There is no doubt in my mind that there are places where the Gospel of Jesus Christ and human authority, be it political or religious, come into conflict. Government bodies, in the end, are part of the empire, and the expectation that they should legislate a certain morality is misguided. On a recent roundtable podcast episode of Priest Pulse, I somewhat jokingly asked if a bakery, before providing a cake for a wedding, might require an inspection of the bride’s hymen to make sure it was intact in order to insure that no extra-marital sex occurred. While I was being deliberately outrageous, the question of privacy, particularly with regard to some of the so-called “Bathroom Bills” in many state legislatures, remains up in the air.

As a Christian, I am more concerned with how the state might limit my ability to live out some of the commitments that I made at my baptism: to seek and serve Christ in all persons, to love my neighbor as myself, and to respect the dignity of every human being. I am more concerned with certain city ordinances that prohibit organizations from passing out food in public parks. I am more concerned with potential lawsuits, like the ones threatened by the Texas Attorney General, against faith-based organizations that re-settle and support refugees.

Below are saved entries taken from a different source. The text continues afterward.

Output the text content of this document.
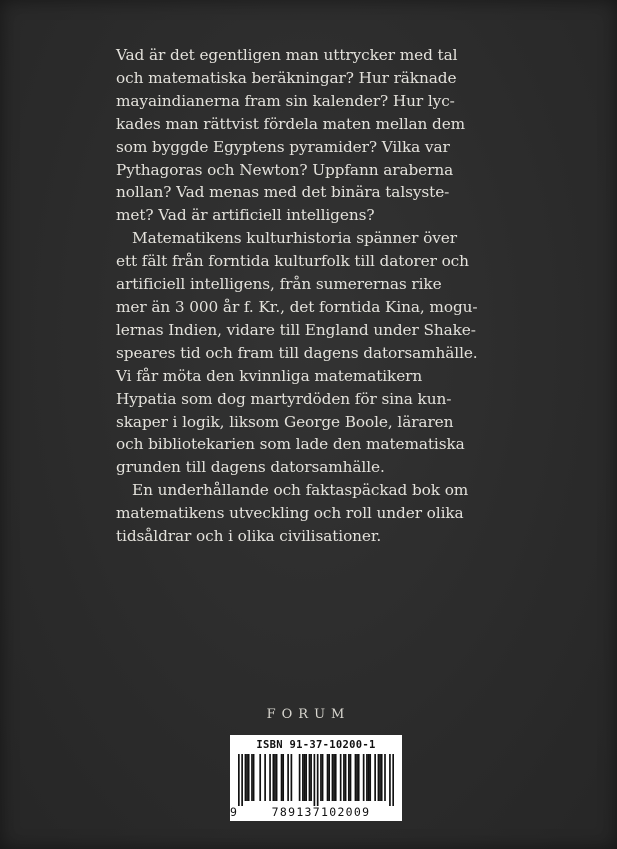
Vad är det egentligen man uttrycker med tal
och matematiska beräkningar? Hur räknade
mayaindianerna fram sin kalender? Hur lyc-
kades man rättvist fördela maten mellan dem
som byggde Egyptens pyramider? Vilka var
Pythagoras och Newton? Uppfann araberna
nollan? Vad menas med det binära talsyste-
met? Vad är artificiell intelligens?
Matematikens kulturhistoria spänner över
ett fält från forntida kulturfolk till datorer och
artificiell intelligens, från sumerernas rike
mer än 3 000 år f. Kr., det forntida Kina, mogu-
lernas Indien, vidare till England under Shake-
speares tid och fram till dagens datorsamhälle.
Vi får möta den kvinnliga matematikern
Hypatia som dog martyrdöden för sina kun-
skaper i logik, liksom George Boole, läraren
och bibliotekarien som lade den matematiska
grunden till dagens datorsamhälle.
En underhållande och faktaspäckad bok om
matematikens utveckling och roll under olika
tidsåldrar och i olika civilisationer.
FORUM
ISBN 91-37-10200-1
9	789137102009
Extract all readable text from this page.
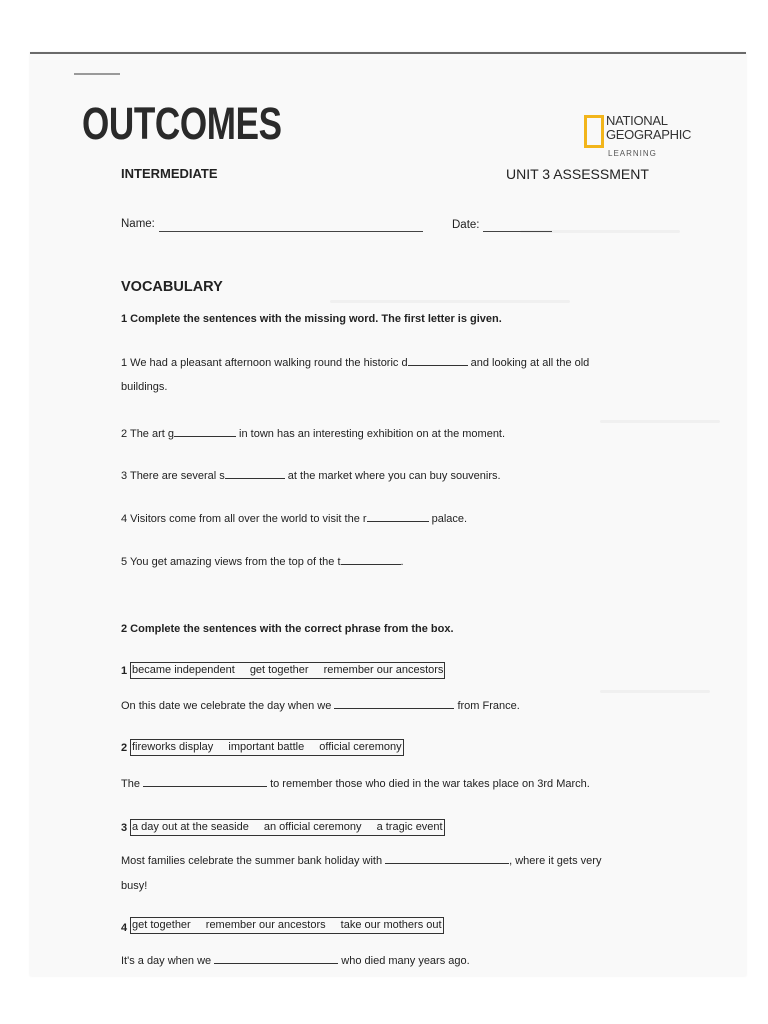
OUTCOMES	NATIONAL
GEOGRAPHIC
LEARNING
INTERMEDIATE	UNIT 3 ASSESSMENT
Name:	Date:
VOCABULARY
1 Complete the sentences with the missing word. The first letter is given.
1 We had a pleasant afternoon walking round the historic d	and looking at all the old
buildings.
2 The art g	in town has an interesting exhibition on at the moment.
3 There are several s	at the market where you can buy souvenirs.
4 Visitors come from all over the world to visit the r	palace.
5 You get amazing views from the top of the t	.
2 Complete the sentences with the correct phrase from the box.
1 became independent get together remember our ancestors
On this date we celebrate the day when we	from France.
2 fireworks display important battle official ceremony
The	to remember those who died in the war takes place on 3rd March.
3 a day out at the seaside an official ceremony a tragic event
Most families celebrate the summer bank holiday with	, where it gets very
busy!
4 get together remember our ancestors take our mothers out
It's a day when we	who died many years ago.
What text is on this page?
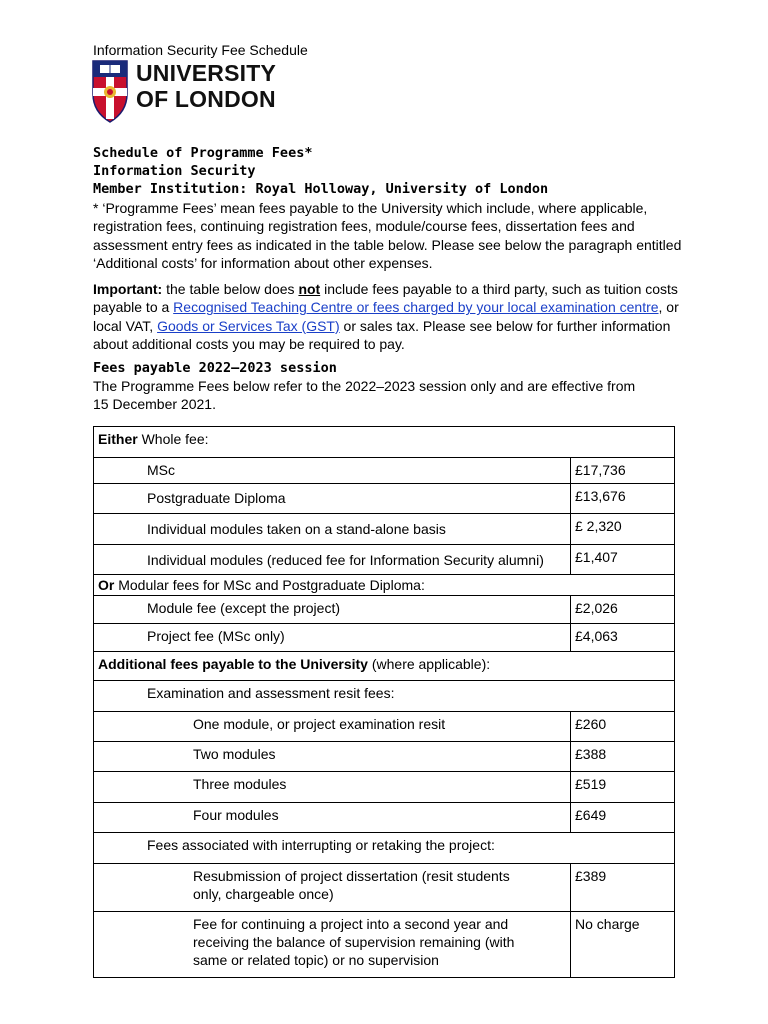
Information Security Fee Schedule
UNIVERSITY
OF LONDON
Schedule of Programme Fees*
Information Security
Member Institution: Royal Holloway, University of London
* ‘Programme Fees’ mean fees payable to the University which include, where applicable, registration fees, continuing registration fees, module/course fees, dissertation fees and assessment entry fees as indicated in the table below. Please see below the paragraph entitled ‘Additional costs’ for information about other expenses.
Important: the table below does not include fees payable to a third party, such as tuition costs payable to a Recognised Teaching Centre or fees charged by your local examination centre, or local VAT, Goods or Services Tax (GST) or sales tax. Please see below for further information about additional costs you may be required to pay.
Fees payable 2022–2023 session
The Programme Fees below refer to the 2022–2023 session only and are effective from
15 December 2021.
Either Whole fee:	
MSc	£17,736
Postgraduate Diploma	£13,676
Individual modules taken on a stand-alone basis	£ 2,320
Individual modules (reduced fee for Information Security alumni)	£1,407
Or Modular fees for MSc and Postgraduate Diploma:	
Module fee (except the project)	£2,026
Project fee (MSc only)	£4,063
Additional fees payable to the University (where applicable):	
Examination and assessment resit fees:	
One module, or project examination resit	£260
Two modules	£388
Three modules	£519
Four modules	£649
Fees associated with interrupting or retaking the project:	
Resubmission of project dissertation (resit students only, chargeable once)	£389
Fee for continuing a project into a second year and receiving the balance of supervision remaining (with same or related topic) or no supervision	No charge
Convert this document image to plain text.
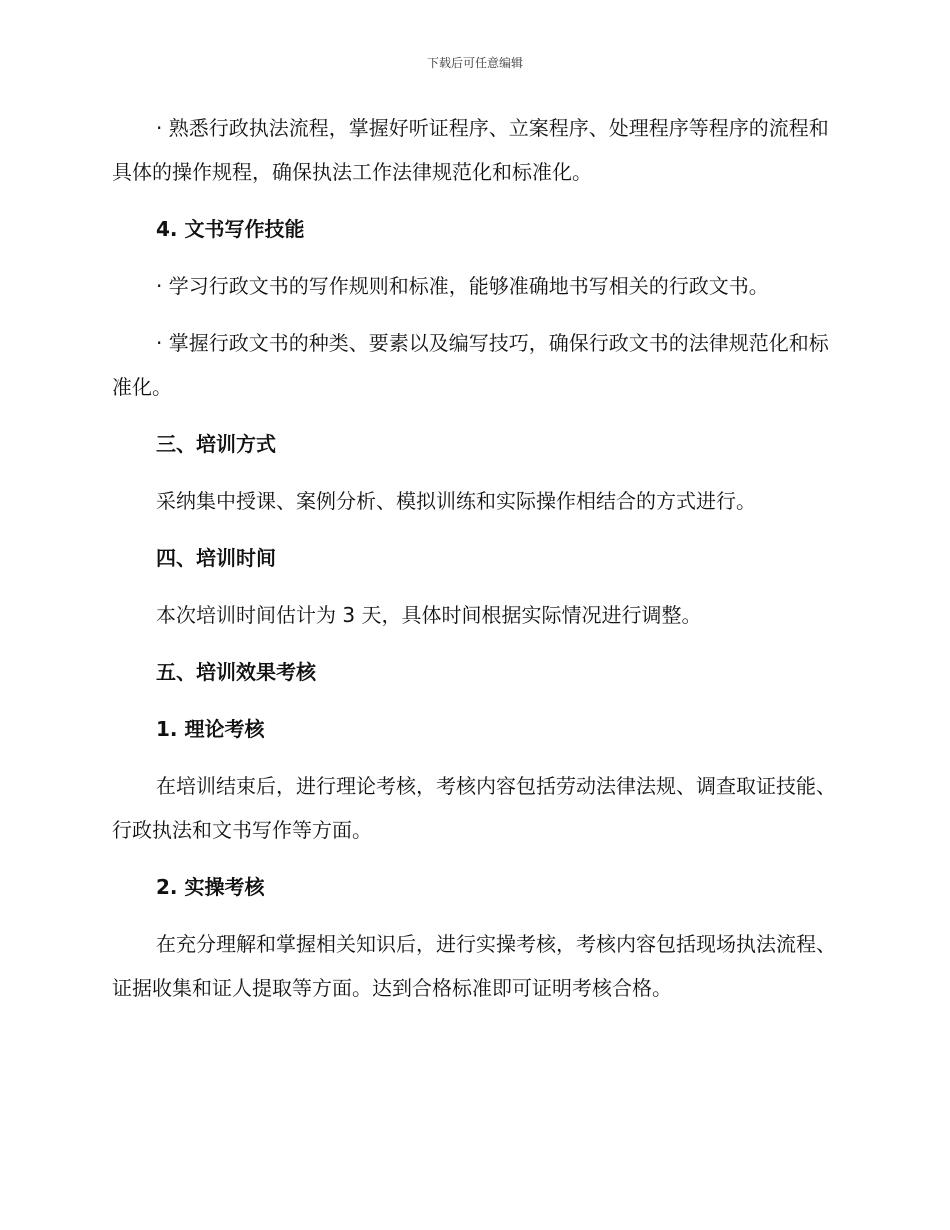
下载后可任意编辑
· 熟悉行政执法流程，掌握好听证程序、立案程序、处理程序等程序的流程和具体的操作规程，确保执法工作法律规范化和标准化。
4. 文书写作技能
· 学习行政文书的写作规则和标准，能够准确地书写相关的行政文书。
· 掌握行政文书的种类、要素以及编写技巧，确保行政文书的法律规范化和标准化。
三、培训方式
采纳集中授课、案例分析、模拟训练和实际操作相结合的方式进行。
四、培训时间
本次培训时间估计为 3 天，具体时间根据实际情况进行调整。
五、培训效果考核
1. 理论考核
在培训结束后，进行理论考核，考核内容包括劳动法律法规、调查取证技能、行政执法和文书写作等方面。
2. 实操考核
在充分理解和掌握相关知识后，进行实操考核，考核内容包括现场执法流程、证据收集和证人提取等方面。达到合格标准即可证明考核合格。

When we talk about the religious freedom our Constitution provides, we might consider how we as Christians are called to use it. We have religious freedom from the state establishment of a particular religion, but for what are we called to use that freedom? Is the reinforcement of our right to discriminate or refuse service really in obedience to God? Or might we use this freedom of religion for something greater? We could use it to introduce our country and the world to a God who raised Jesus Christ from the dead so that we might have new life without fear, so that we might have the freedom and desire to live out the good news of Jesus Christ, loving God and loving our neighbors.